Politics from the Palouse to Puget Sound

Saturday, August 04, 2007

Who Needs Photo ID's To Vote?

What? Me worry? We shouldn't concern ourselves with voter fraud in Washington.

Washington’s 2004 gubernatorial election was easily among the most suspicious in the state’s history. After the votes were counted, Republican Dino Rossi was the apparent winner by a narrow margin. But runner-up Christine Gregoire demanded a couple of recounts, and left leaning King County cooperated by discovering boxes of ballots hidden in closets or behind filing cabinets to aid her cause. In the end, enough of these ballots were found to reverse the results and give the insatiably ambitious ex-attorney general squatter’s rights to the governor’s mansion by a mere 133 votes.
After the votes were counted (for the third time, I believe), a number of irregularities were discovered above and beyond the hidden ballots trick. The dead rose from the grave to vote. Convicted felons who had not yet completed their sentences voted. And, some precincts counted more ballots than could be accounted for by the number of voters who signed the register at the polling place. And dozens, even hundreds of voters, lived at the same address, which was not necessarily a residence at all. In one case several hundred voters listed the same city hall as their permanent address.
Officially, all of these shenanigans did not even merit a raised eyebrow. King County executive Ron Sims went so far as to issue a ludicrous boast that banks would be proud to achieve such accuracy. In fact, such sloppiness at a bank would result in bank executives embarking upon new careers hammering out license plates at the state pen.
Embarrassed into reform, the Democrat-dominated legislature tightened things up a bit, but refused to require that voters produce photographic identification, such as a driver’s license. This is a pattern. Democrats nationwide reflexively oppose photographic identification for voters. If any reminders were needed as to why Democrats are so steadfast on this issue, last week’s news from the left side certainly told us why.
Last month, seven employees of the Democratic voter registration activist group, Association of Community Organizations for Reform Now (ACORN) were charged with felonies for their part in the most egregious case of voter fraud in the state’s history.

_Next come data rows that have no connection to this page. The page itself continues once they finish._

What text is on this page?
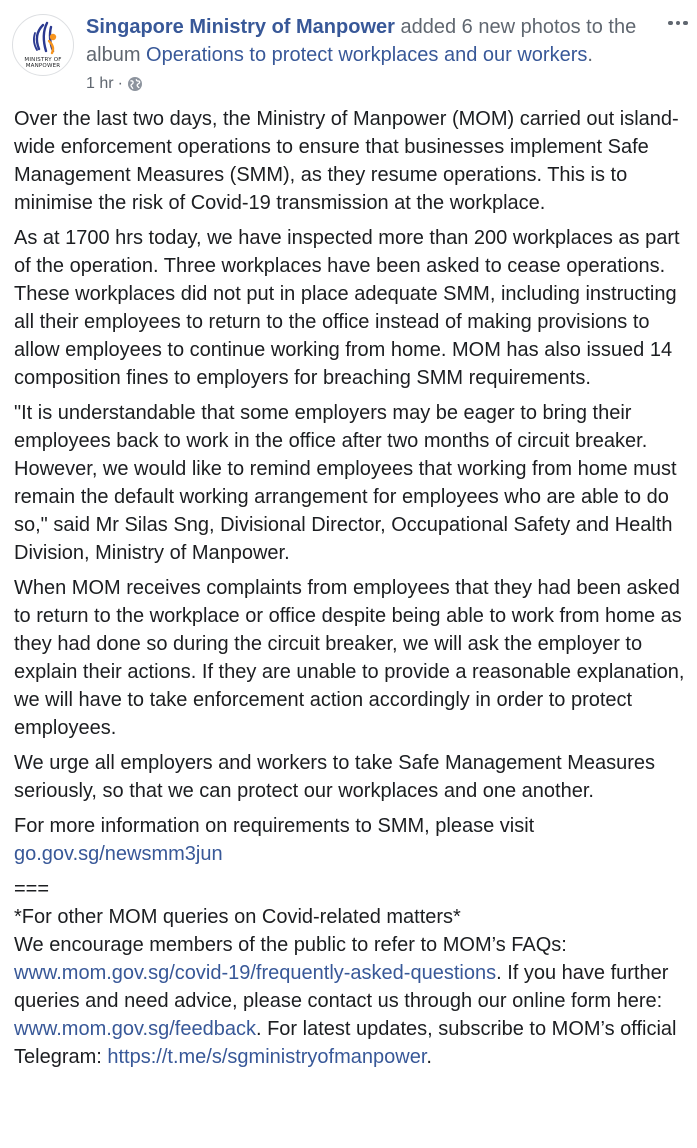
MINISTRY OF
MANPOWER
Singapore Ministry of Manpower added 6 new photos to the album Operations to protect workplaces and our workers.
1 hr ·

Over the last two days, the Ministry of Manpower (MOM) carried out island-wide enforcement operations to ensure that businesses implement Safe Management Measures (SMM), as they resume operations. This is to minimise the risk of Covid-19 transmission at the workplace.

As at 1700 hrs today, we have inspected more than 200 workplaces as part of the operation. Three workplaces have been asked to cease operations. These workplaces did not put in place adequate SMM, including instructing all their employees to return to the office instead of making provisions to allow employees to continue working from home. MOM has also issued 14 composition fines to employers for breaching SMM requirements.

"It is understandable that some employers may be eager to bring their employees back to work in the office after two months of circuit breaker. However, we would like to remind employees that working from home must remain the default working arrangement for employees who are able to do so," said Mr Silas Sng, Divisional Director, Occupational Safety and Health Division, Ministry of Manpower.

When MOM receives complaints from employees that they had been asked to return to the workplace or office despite being able to work from home as they had done so during the circuit breaker, we will ask the employer to explain their actions. If they are unable to provide a reasonable explanation, we will have to take enforcement action accordingly in order to protect employees.

We urge all employers and workers to take Safe Management Measures seriously, so that we can protect our workplaces and one another.

For more information on requirements to SMM, please visit
go.gov.sg/newsmm3jun

===
*For other MOM queries on Covid-related matters*
We encourage members of the public to refer to MOM’s FAQs:
www.mom.gov.sg/covid-19/frequently-asked-questions. If you have further queries and need advice, please contact us through our online form here: www.mom.gov.sg/feedback. For latest updates, subscribe to MOM’s official Telegram: https://t.me/s/sgministryofmanpower.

At last check, of the 1805 voter registrations the group submitted, 1762 were tossed as fraudulent. Another 34 are still under investigation and only 9 have been accepted as legitimate. These voter registration cards were submitted within hours of the deadline for the 2006 election.
ACORN’s leadership magnanimously placed all the blame on its hourly workers. But ACORN has a history of this sort of thing. According to the Employment Policies Institute, in the fall of 2004, just before the November election, the states of Ohio, Colorado, Missouri, Pennsylvania, New Mexico and Minnesota were all investigating suspicious voter registration cards submitted by ACORN. By 2006, Florida, Wisconsin and Tennessee were added to the list, with convictions already rendered in Wisconsin and Colorado.
Fortunately, not all of ACORN’s stooges are recruited from the best and the brightest. One common thread in ACORN’s frauds is the similarity of handwriting on the signature lines. Another is the use of a single address for numerous registrations. And finally, ACORN employees occasionally resort to lifting easily recognizable names from newspapers. Among those whom ACORN attempted to register in Washington were Dennis Hastert, Leon Spinks, Mariano Rivera, Frank Rich, Thomas Friedman and Alcee Hastings, along with numerous, well known sports figures. In Ohio, ACORN tried to register Michael Jordan and several Warner Brothers cartoon figures.
I have to wonder how many fraudulent voter registrations accepted from ACORN were counterfeited by employees possessing more than a room temperature IQ. It can’t be all that hard to alter signatures, invent new names and fabricate imaginary addresses.
Democrats argue that requiring photo identification will disenfranchise voters. Well, fraudulent Democratic votes disenfranchise me by cancellation.
ACORN boasts that it has registered more than a million voters nationwide. It is a creature of the Democratic Party and is largely funded by labor unions. When one considers how many elections nationwide might turn on a vote by cartoon characters, it’s no wonder then that Democratic lawmakers are so reluctant to require photo ID’s for voting. I have no doubt that Democrats appreciate that, if Bugs Bunny and Elmer Fudd had been required to legitimize their vote in 2004 by producing proof of their identity, Christine Gregoire’s margin of victory would have been reduced to 131.